By granting a civil trial to KSM, while Abd al-Rahim al-Nashiri, who bombed the USS Cole in Yemen, will receive a military tribunal, the U.S. telegraphs this message to terrorists: Wherever possible, attack our civilians. You'll get more lawyering and a better deal than if you attack our military. (And by the way, you'll get more rights than a member of our military who commits a crime.)

Attorney General Holder is keen to prove to a supposedly skeptical world that America lives up to its values (never mind that granting the full rights of citizens to enemy combatants is not part of our creed -- nor anyone else's). Yet he has also repeatedly asserted that a not-guilty verdict is unacceptable. "Failure is not an option. These are cases that have to be won." Whoa. In the first place, it isn't at all beyond imagination that the government could lose this case. KSM was waterboarded. No evidence thus obtained is admissible. A liberal judge who disliked the Bush administration might exclude other key evidence as well.

But Holder says he'll be found guilty. Isn't that a perversion of our jurisprudence? If a not-guilty verdict is impossible, then the trial is a sham. "Sentence first -- verdict afterward" said the Red Queen.
Moreover, the Justice Department has assured Sen. Jon Kyl that "we will not release anyone into the United States if doing so would endanger our national security or the American people." So in the event that KSM is acquitted, it's the position of the Obama Justice Department that we would continue to hold him? How does that outcome burnish the reputation of our justice system?

And while we're on the subject of not thinking things through, at a Senate hearing, Holder could not answer Sen. Lindsey Graham's question about how we would deal with Osama bin Laden if we caught him tomorrow. Would he be Mirandized? Would we give him a lawyer? Isn't that the precedent this decision sets?
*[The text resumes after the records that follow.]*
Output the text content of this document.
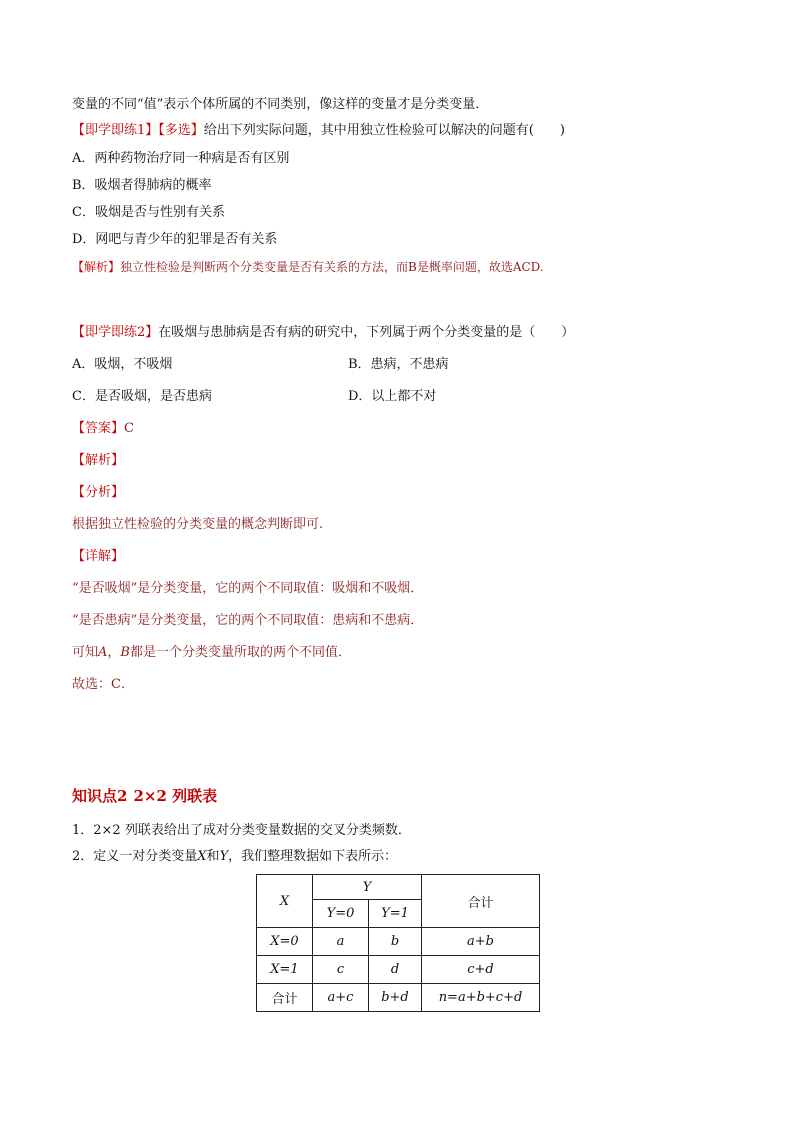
变量的不同“值”表示个体所属的不同类别，像这样的变量才是分类变量．
【即学即练1】【多选】给出下列实际问题，其中用独立性检验可以解决的问题有(　　)
A．两种药物治疗同一种病是否有区别
B．吸烟者得肺病的概率
C．吸烟是否与性别有关系
D．网吧与青少年的犯罪是否有关系
【解析】独立性检验是判断两个分类变量是否有关系的方法，而B是概率问题，故选ACD.
【即学即练2】在吸烟与患肺病是否有病的研究中，下列属于两个分类变量的是（　　）
A．吸烟，不吸烟	B．患病，不患病
C．是否吸烟，是否患病	D．以上都不对
【答案】C
【解析】
【分析】
根据独立性检验的分类变量的概念判断即可.
【详解】
“是否吸烟”是分类变量，它的两个不同取值：吸烟和不吸烟．
“是否患病”是分类变量，它的两个不同取值：患病和不患病．
可知A，B都是一个分类变量所取的两个不同值．
故选：C．
知识点2 2×2 列联表
1．2×2 列联表给出了成对分类变量数据的交叉分类频数．
2．定义一对分类变量X和Y，我们整理数据如下表所示：
X	Y		合计
	Y=0	Y=1	
X=0	a	b	a+b
X=1	c	d	c+d
合计	a+c	b+d	n=a+b+c+d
There are dozens more reasons (including the intelligence bonanza this will confer on al-Qaida) that this decision is among the worst to emerge from a terrible presidency. What did they hope to achieve? Perhaps they have thought it through -- at least as far as how the trial would unfold. With no defense (he has boasted about his mass murder), what will KSM do? He will put the CIA and the Bush administration on trial. Prepare for lurid accounts of his and others' mistreatment.

Is that the nub? To satisfy the revenge fantasies of American leftists who have lusted to put the Bush administration on trial, the Obama administration is willing to sacrifice logic, justice, national security, and honor?

When KSM's star turn in the courtroom goes viral on the Internet and inspires thousands of new jihadis, the Obamaites can console themselves that at least they stuck it to George W. Bush.